Lo que acaba de ocurrir con el LSP en Neovim es un caso de libro de un fenómeno que se repite en todo sistema de software vivo, y verlo con claridad vale mucho más que memorizar dos nombres de función. Durante años existió una capa externa imprescindible que resolvía un problema que el núcleo no cubría, y esa capa acumuló, además del mecanismo, un enorme cuerpo de conocimiento empírico. Cuando el núcleo absorbe el mecanismo, no destruye la capa externa: la despoja de su parte estructural y la deja con la que es genuinamente difícil de centralizar, que es el conocimiento. Por eso nvim-lspconfig no desapareció ni pasó a ser irrelevante; pasó a ser un catálogo. Y esa distinción entre mecanismo y datos es el criterio más útil que puedes llevarte de este nivel, porque se aplica lejos del editor. Cada vez que evalúes una dependencia, pregúntate qué fracción de ella es maquinaria y qué fracción es conocimiento acumulado. La maquinaria tiende a migrar hacia abajo, hacia el sustrato, donde se estandariza y deja de ser tu problema. El conocimiento resiste, porque nace de miles de casos particulares que nadie puede derivar desde primeros principios. Un mantenedor que confunde ambos escribe un plugin que quedará obsoleto en la siguiente versión menor; uno que los distingue escribe uno que sobrevive a que el núcleo lo alcance, porque desde el principio se limitó a aportar lo que el núcleo nunca va a saber. La misma pregunta te dice, sobre tu propia configuración, cuáles de tus líneas son andamios provisionales que el editor terminará absorbiendo y cuáles son decisiones tuyas sobre cómo quieres trabajar. Las primeras las borrarás con alivio. Las segundas te acompañarán durante años.
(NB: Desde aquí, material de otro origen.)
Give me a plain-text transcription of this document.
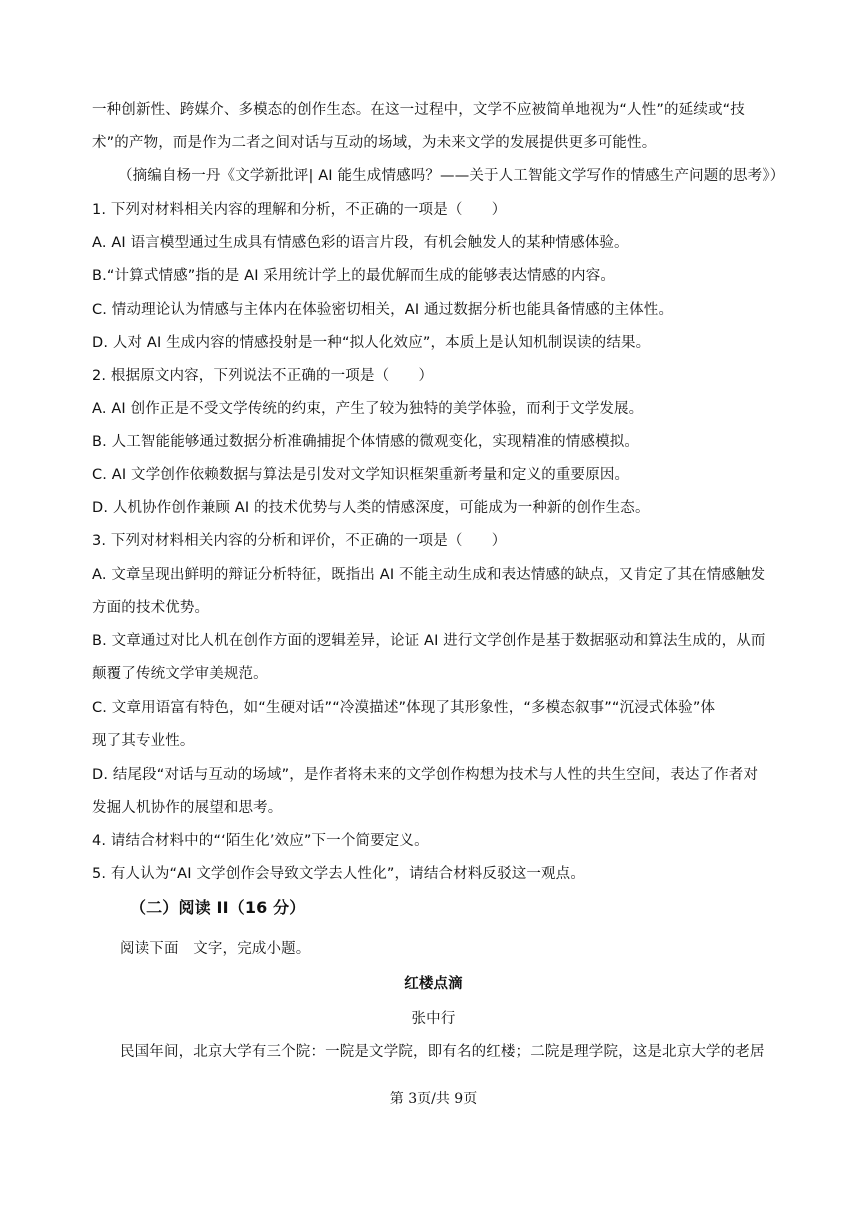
一种创新性、跨媒介、多模态的创作生态。在这一过程中，文学不应被简单地视为“人性”的延续或“技
术”的产物，而是作为二者之间对话与互动的场域，为未来文学的发展提供更多可能性。
（摘编自杨一丹《文学新批评| AI 能生成情感吗？——关于人工智能文学写作的情感生产问题的思考》）
1. 下列对材料相关内容的理解和分析，不正确的一项是（　　）
A. AI 语言模型通过生成具有情感色彩的语言片段，有机会触发人的某种情感体验。
B.“计算式情感”指的是 AI 采用统计学上的最优解而生成的能够表达情感的内容。
C. 情动理论认为情感与主体内在体验密切相关，AI 通过数据分析也能具备情感的主体性。
D. 人对 AI 生成内容的情感投射是一种“拟人化效应”，本质上是认知机制误读的结果。
2. 根据原文内容，下列说法不正确的一项是（　　）
A. AI 创作正是不受文学传统的约束，产生了较为独特的美学体验，而利于文学发展。
B. 人工智能能够通过数据分析准确捕捉个体情感的微观变化，实现精准的情感模拟。
C. AI 文学创作依赖数据与算法是引发对文学知识框架重新考量和定义的重要原因。
D. 人机协作创作兼顾 AI 的技术优势与人类的情感深度，可能成为一种新的创作生态。
3. 下列对材料相关内容的分析和评价，不正确的一项是（　　）
A. 文章呈现出鲜明的辩证分析特征，既指出 AI 不能主动生成和表达情感的缺点，又肯定了其在情感触发
方面的技术优势。
B. 文章通过对比人机在创作方面的逻辑差异，论证 AI 进行文学创作是基于数据驱动和算法生成的，从而
颠覆了传统文学审美规范。
C. 文章用语富有特色，如“生硬对话”“冷漠描述”体现了其形象性，“多模态叙事”“沉浸式体验”体
现了其专业性。
D. 结尾段“对话与互动的场域”，是作者将未来的文学创作构想为技术与人性的共生空间，表达了作者对
发掘人机协作的展望和思考。
4. 请结合材料中的“‘陌生化’效应”下一个简要定义。
5. 有人认为“AI 文学创作会导致文学去人性化”，请结合材料反驳这一观点。
（二）阅读 II（16 分）
阅读下面　文字，完成小题。
红楼点滴
张中行
民国年间，北京大学有三个院：一院是文学院，即有名的红楼；二院是理学院，这是北京大学的老居
第 3页/共 9页
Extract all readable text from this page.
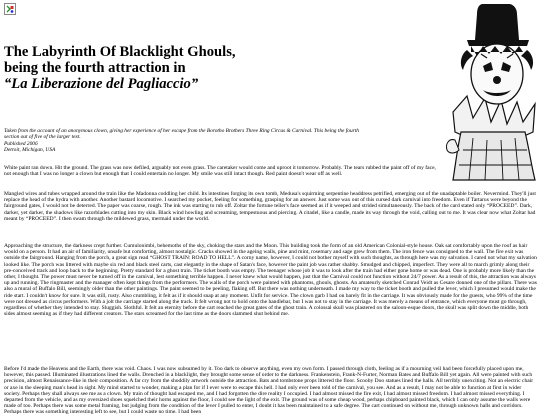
The Labyrinth Of Blacklight Ghouls,
being the fourth attraction in
“La Liberazione del Pagliaccio”
Taken from the account of an anonymous clown, giving her experience of her escape from the Borotho Brothers Three Ring Circus & Carnival. This being the fourth
section out of five of the larger text.
Published 2006
Detroit, Michigan, USA

White paint ran down. Hit the ground. The grass was now defiled, arguably not even grass. The caretaker would come and uproot it tomorrow. Probably. The tears rubbed the paint off of my face, not enough that I was no longer a clown but enough that I could entertain no longer. My smile was still intact though. Red paint doesn't wear off as well.

Mangled wires and tubes wrapped around the train like the Madonna coddling her child. Its intestines forging its own tomb, Medusa's squirming serpentine headdress petrified, emerging out of the unadaptable boiler. Nevermind. They'll just replace the head of the hydra with another. Another bastard locomotive. I searched my pocket, feeling for something, grasping for an answer. Just some wax out of this cursed dark carnival into freedom. Even if Tartarus were beyond the fairground gates, I would not be deterred. The paper was coarse, rough. The ink was starting to rub off. Zoltar the fortune teller's face seemed as if it weeped and strided simultaneously. The back of the card stated only “PROCEED”. Dark, darker, yet darker, the shadows like razorblades cutting into my skin. Black wind howling and screaming, tempestuous and piercing. A citadel, like a candle, made its way through the void, calling out to me. It was clear now what Zoltar had meant by “PROCEED”. I then swam through the mildewed grass, mermaid under the world.

Approaching the structure, the darkness crept further. Cumulonimbi, behemoths of the sky, choking the stars and the Moon. This building took the form of an old American Colonial-style house. Oak sat comfortably upon the roof as hair would on a person. It had an air of familiarity, unsafe but comforting, almost nostalgic. Cracks showed in the ageing walls, pine and mint, rosemary and sage grew from them. The iron fence was consigned to the wall. The fire exit was outside the fairground. Hanging from the porch, a great sign read “GHOST TRAIN: ROAD TO HELL”. A corny name, however, I could not bother myself with such thoughts, as through here was my salvation. I cared not what my salvation looked like. The porch was littered with maybe six red and black steel carts, cast elegantly in the shape of Satan's face, however the paint job was rather shabby. Smudged and chipped, imperfect. They were all to march grimly along their pre-conceived track and loop back to the beginning. Pretty standard for a ghost train. The ticket booth was empty. The teenager whose job it was to look after the train had either gone home or was dead. One is probably more likely than the other, I thought. The power must never be turned off in the carnival, lest something terrible happen. I never knew what would happen, just that the Carnival could not function without 24/7 power. As a result of this, the attraction was always up and running. The ringmaster and the manager often kept things from the performers. The walls of the porch were painted with phantoms, ghouls, ghosts. An amateurly sketched Conrad Veidt as Cesare donned one of the pillars. There was also a mural of Buffalo Bill, seemingly older than the other paintings. The paint seemed to be peeling, flaking off. But there was nothing underneath. I made my way to the ticket booth and pulled the lever, which I presumed would make the ride start. I couldn't know for sure. It was still, rusty. Also crumbling, it felt as if it should snap at any moment. Unfit for service. The clown garb I had on barely fit in the carriage. It was obviously made for the guests, who 99% of the time were not dressed as circus performers. With a jolt the carriage started along the track. It felt wrong not to hold onto the handlebar, but I was not to stay in the carriage. It was merely a means of entrance, which everyone must go through, regardless of whether they intended to stay. Sluggish. Slothful. It felt an eternity before the cart reached the great gates of the ghost train. A colossal skull was plastered on the saloon-esque doors, the skull was split down the middle, both sides almost seeming as if they had different creators. The stars screamed for the last time as the doors slammed shut behind me.

Before I'd made the Heavens and the Earth, there was void. Chaos. I was now subsumed by it. Too dark to observe anything, even my own form. I passed through cloth, feeling as if a mourning veil had been forcefully placed upon me, however, this passed. Illuminated illustrations lined the walls. Drenched in a blacklight, they brought some sense of order to the darkness. Frankenstein, Frank-N-Furter, Norman Bates and Buffalo Bill yet again. All were painted with such precision, almost Renaissance-like in their composition. A far cry from the shoddily artwork outside the attraction. Bats and tombstone props littered the floor. Scooby Doo statues lined the halls. All terribly unexciting. Not an electric chair or axe in the sleeping man's head in sight. My mind started to wonder, making a plan for if I ever were to escape this hell. I had only ever been told of the carnival, you see. And as a result, I may not be able to function at first in wider society. Perhaps they shall always see me as a clown. My train of thought had escaped me, and I had forgotten the dire reality I occupied. I had almost missed the fire exit, I had almost missed freedom. I had almost missed everything. I departed from the vehicle, and as my oversized shoes squelched their horns against the floor, I could see the light of the exit. The ground was of some cheap wood, perhaps chipboard painted black, which I can only assume the walls were made of too. Perhaps there was some metal framing, but judging from the condition of the lever I pulled to enter, I doubt it has been maintained to a safe degree. The cart continued on without me, through unknown halls and corridors. Perhaps there was something interesting left to see, but I could waste no time. I had been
⚔️ Tu directorio de servidores
  1. Convierte la configuración de un servidor que ya uses en un fichero lsp/nombre.lua y reduce tu arranque a una única llamada a vim.lsp.enable. Hazlo sin instalar ningún plugin.
  2. Declara una entrada comodín con una capacidad transversal y comprueba con :checkhealth vim.lsp que aparece en la configuración resuelta de todos tus servidores.
  3. Instala nvim-lspconfig, elige un servidor cuya ficha traiga y sobrescribe solo su lista de root_markers desde after/lsp/nombre.lua. Verifica con vim.print que el resto de campos sigue viniendo del catálogo.
  4. Cambia una clave anidada dentro de settings de un servidor que ya funcione y confirma, leyendo la configuración resuelta, que las claves hermanas siguen ahí. Después haz lo mismo con filetypes y observa la diferencia entre fusionar una tabla y sustituir una lista.
  5. Declara dos servidores y habilita uno solo. Comprueba, abriendo un buffer del tipo del servidor no habilitado, que su fichero de configuración no llega a leerse.
  6. Desactiva en caliente un servidor activo con :lsp disable y describe qué ocurre con el cliente ya adjunto a los buffers abiertos. Recupéralo con :lsp enable.